Cynthia Thurlow: [00:46:47] Yeah. I'm so glad that it's something that more and more clinicians are talking about, because I feel like in many ways, for many, many years, there just wasn't enough emphasis. And for the benefit of listeners to understand the side effects of having super physiologic testosterone in women can have the potential, and I want to emphasize potential to be catastrophic. I was speaking to Dr. Pam Smith, and she's one of these anti-aging experts, and she said, “I cannot tell you how many women I've seen who've had, young women, late 30s, early 40s, that are getting pellet therapy, and in some instances, they're so super physiologic, they're actually having cardiac events.” Some of these women were having myocardial infarctions or heart attacks.
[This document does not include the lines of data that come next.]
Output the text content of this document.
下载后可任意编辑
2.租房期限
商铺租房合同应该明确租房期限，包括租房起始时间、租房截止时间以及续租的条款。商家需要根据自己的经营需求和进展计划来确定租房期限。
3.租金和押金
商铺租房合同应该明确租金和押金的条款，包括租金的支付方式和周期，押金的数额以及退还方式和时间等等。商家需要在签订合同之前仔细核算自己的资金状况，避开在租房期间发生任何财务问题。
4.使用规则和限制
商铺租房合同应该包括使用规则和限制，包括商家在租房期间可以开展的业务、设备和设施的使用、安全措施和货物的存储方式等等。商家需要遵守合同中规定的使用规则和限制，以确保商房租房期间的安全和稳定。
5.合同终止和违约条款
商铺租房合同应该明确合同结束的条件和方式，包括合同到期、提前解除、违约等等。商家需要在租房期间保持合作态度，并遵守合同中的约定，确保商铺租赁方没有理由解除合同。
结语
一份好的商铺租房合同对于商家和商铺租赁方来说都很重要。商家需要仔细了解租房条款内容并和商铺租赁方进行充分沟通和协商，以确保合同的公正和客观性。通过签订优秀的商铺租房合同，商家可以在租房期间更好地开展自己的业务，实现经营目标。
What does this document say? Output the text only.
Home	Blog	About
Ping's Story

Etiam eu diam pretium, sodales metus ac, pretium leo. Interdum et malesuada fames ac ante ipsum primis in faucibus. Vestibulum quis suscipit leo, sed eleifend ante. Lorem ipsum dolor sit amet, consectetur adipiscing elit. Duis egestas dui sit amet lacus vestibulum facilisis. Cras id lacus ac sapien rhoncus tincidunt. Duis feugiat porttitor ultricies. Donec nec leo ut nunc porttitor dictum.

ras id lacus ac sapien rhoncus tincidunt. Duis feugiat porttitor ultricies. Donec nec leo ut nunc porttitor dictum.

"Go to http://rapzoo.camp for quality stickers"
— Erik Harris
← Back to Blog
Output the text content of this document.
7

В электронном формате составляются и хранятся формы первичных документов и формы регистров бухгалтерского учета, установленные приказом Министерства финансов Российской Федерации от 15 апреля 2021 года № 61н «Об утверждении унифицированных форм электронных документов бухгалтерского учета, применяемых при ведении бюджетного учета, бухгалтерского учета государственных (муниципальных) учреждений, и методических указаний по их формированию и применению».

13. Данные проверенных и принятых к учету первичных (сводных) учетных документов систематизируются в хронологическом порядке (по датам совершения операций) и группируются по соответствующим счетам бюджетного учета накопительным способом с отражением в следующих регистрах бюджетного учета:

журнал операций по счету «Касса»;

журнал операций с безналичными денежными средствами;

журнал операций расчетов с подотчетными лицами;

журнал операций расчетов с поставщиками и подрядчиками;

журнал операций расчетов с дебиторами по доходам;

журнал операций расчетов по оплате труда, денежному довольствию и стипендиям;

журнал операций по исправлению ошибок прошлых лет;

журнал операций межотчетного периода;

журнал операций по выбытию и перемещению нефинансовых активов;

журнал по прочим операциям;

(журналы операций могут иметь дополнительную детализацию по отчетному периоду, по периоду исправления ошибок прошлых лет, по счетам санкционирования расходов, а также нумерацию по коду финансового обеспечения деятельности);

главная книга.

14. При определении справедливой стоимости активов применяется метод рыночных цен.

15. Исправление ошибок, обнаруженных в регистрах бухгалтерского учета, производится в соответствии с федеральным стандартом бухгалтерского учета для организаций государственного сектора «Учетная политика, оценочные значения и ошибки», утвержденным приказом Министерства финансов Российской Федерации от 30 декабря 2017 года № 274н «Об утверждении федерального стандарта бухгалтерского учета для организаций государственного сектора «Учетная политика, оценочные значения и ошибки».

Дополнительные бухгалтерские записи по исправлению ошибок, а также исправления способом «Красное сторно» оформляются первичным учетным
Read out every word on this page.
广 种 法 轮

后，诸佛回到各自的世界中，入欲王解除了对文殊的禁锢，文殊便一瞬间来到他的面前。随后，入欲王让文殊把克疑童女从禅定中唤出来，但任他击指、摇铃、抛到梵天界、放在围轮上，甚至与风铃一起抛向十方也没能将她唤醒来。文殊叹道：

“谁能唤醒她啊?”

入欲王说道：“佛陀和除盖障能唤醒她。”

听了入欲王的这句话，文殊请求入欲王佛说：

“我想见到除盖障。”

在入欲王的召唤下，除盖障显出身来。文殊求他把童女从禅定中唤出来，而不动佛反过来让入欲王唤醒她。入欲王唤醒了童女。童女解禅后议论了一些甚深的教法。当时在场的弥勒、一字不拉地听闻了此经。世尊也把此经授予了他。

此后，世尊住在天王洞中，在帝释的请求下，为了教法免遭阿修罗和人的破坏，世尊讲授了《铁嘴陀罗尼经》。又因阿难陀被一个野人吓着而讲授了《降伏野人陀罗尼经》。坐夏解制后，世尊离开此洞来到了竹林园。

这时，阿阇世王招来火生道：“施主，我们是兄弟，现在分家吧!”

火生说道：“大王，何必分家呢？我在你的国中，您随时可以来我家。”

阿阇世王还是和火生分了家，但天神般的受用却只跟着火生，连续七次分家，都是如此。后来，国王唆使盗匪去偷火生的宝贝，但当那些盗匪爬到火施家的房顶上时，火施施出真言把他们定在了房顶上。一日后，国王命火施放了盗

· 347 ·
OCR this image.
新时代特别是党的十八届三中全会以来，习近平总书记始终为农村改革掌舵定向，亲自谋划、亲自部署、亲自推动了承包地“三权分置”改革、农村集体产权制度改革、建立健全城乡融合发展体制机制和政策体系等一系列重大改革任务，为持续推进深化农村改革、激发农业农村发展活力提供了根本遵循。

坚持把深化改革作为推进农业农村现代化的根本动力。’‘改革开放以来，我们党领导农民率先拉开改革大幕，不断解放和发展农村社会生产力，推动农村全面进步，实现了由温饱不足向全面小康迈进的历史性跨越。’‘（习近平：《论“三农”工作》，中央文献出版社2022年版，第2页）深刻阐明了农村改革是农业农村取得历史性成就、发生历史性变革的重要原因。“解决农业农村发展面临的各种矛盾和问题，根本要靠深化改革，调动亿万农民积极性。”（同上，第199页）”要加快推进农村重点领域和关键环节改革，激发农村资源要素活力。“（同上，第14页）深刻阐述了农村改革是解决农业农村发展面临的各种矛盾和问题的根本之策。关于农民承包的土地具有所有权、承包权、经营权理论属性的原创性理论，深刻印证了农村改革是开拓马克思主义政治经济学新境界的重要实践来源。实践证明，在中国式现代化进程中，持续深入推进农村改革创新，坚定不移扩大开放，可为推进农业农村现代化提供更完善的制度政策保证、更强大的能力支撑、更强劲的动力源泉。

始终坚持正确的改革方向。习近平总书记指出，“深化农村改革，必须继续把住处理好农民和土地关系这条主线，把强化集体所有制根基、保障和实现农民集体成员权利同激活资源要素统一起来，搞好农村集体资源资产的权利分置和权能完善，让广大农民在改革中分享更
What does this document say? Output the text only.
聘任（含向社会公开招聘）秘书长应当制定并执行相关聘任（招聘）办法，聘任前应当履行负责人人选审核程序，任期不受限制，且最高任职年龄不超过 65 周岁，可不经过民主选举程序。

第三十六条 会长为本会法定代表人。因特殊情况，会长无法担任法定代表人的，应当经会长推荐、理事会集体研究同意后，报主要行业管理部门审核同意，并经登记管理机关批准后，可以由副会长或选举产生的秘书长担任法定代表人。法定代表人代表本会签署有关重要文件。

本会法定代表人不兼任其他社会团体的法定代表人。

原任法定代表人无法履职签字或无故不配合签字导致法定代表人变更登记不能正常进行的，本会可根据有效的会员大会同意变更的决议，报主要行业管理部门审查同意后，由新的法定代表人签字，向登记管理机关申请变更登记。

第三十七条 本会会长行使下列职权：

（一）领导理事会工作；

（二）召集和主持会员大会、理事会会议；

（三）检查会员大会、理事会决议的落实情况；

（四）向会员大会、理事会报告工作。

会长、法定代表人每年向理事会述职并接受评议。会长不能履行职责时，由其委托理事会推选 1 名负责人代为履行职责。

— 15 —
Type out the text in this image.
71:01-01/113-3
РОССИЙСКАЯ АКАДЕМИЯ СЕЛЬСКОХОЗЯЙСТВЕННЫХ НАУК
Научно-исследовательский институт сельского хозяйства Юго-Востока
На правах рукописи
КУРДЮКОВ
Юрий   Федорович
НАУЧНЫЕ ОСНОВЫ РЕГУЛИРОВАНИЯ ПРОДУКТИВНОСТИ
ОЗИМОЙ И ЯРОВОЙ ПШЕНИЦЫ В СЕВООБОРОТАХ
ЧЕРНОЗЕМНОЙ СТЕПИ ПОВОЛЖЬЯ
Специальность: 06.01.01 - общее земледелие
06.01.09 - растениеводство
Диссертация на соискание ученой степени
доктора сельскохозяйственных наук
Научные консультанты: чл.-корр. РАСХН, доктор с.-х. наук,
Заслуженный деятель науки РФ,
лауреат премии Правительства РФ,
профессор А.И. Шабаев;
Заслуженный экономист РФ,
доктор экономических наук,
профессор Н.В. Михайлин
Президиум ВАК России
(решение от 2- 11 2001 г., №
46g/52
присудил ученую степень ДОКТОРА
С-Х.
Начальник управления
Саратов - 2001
And so, it can be a heart manifestation. But I've seen women with voice changes that don't go away. Clitoromegaly, so they'll get an enlarged clitoris. What are some of the other changes? Have you seen many of the extreme manifestations of having that super physiologic testosterone level?
Dr. Suzanne Fenske: [00:47:48] Yeah. I've seen rage and life-altering rage. Women will come in saying that they have no control over their emotion, and they have rage, acne, hair loss. And women are already battling hair loss during perimenopause, which is another common symptom of perimenopause and menopause is hair loss. And high level super physiological levels of testosterone cause hair loss as well. And then, yes, compounded by the fact I had a woman come in, and again, when I did her blood work, she had these super physiological ranges, had been doing pellet therapy, but she had terrible, terrible, terrible acne as well as hair growth on her body in places that you don't want hair growth to be. So, testosterone everything in life, all medications and all things have risks and benefits and just being informed and knowledgeable about them. But testosterone in physiological ranges is super beneficial to the body.
Cynthia Thurlow: [00:48:40] Well, thank you. This has been such an amazing discussion. Please let listeners know how to find you, how to work with you if they are in the New York City area and would like to work with you directly.
Dr. Suzanne Fenske: [00:48:51] Thank you. Thank you for having me. It's been wonderful. So, my practice is TaraMD, T-A-R-A-M-D. My website is taramd.com. and I'm on Instagram with @taramd4women.
Cynthia Thurlow: [00:49:04] Awesome. It's been such a pleasure.
Dr. Suzanne Fenske: [00:49:06] Thank you. Have a good one.
Cynthia Thurlow: [00:49:07] You too.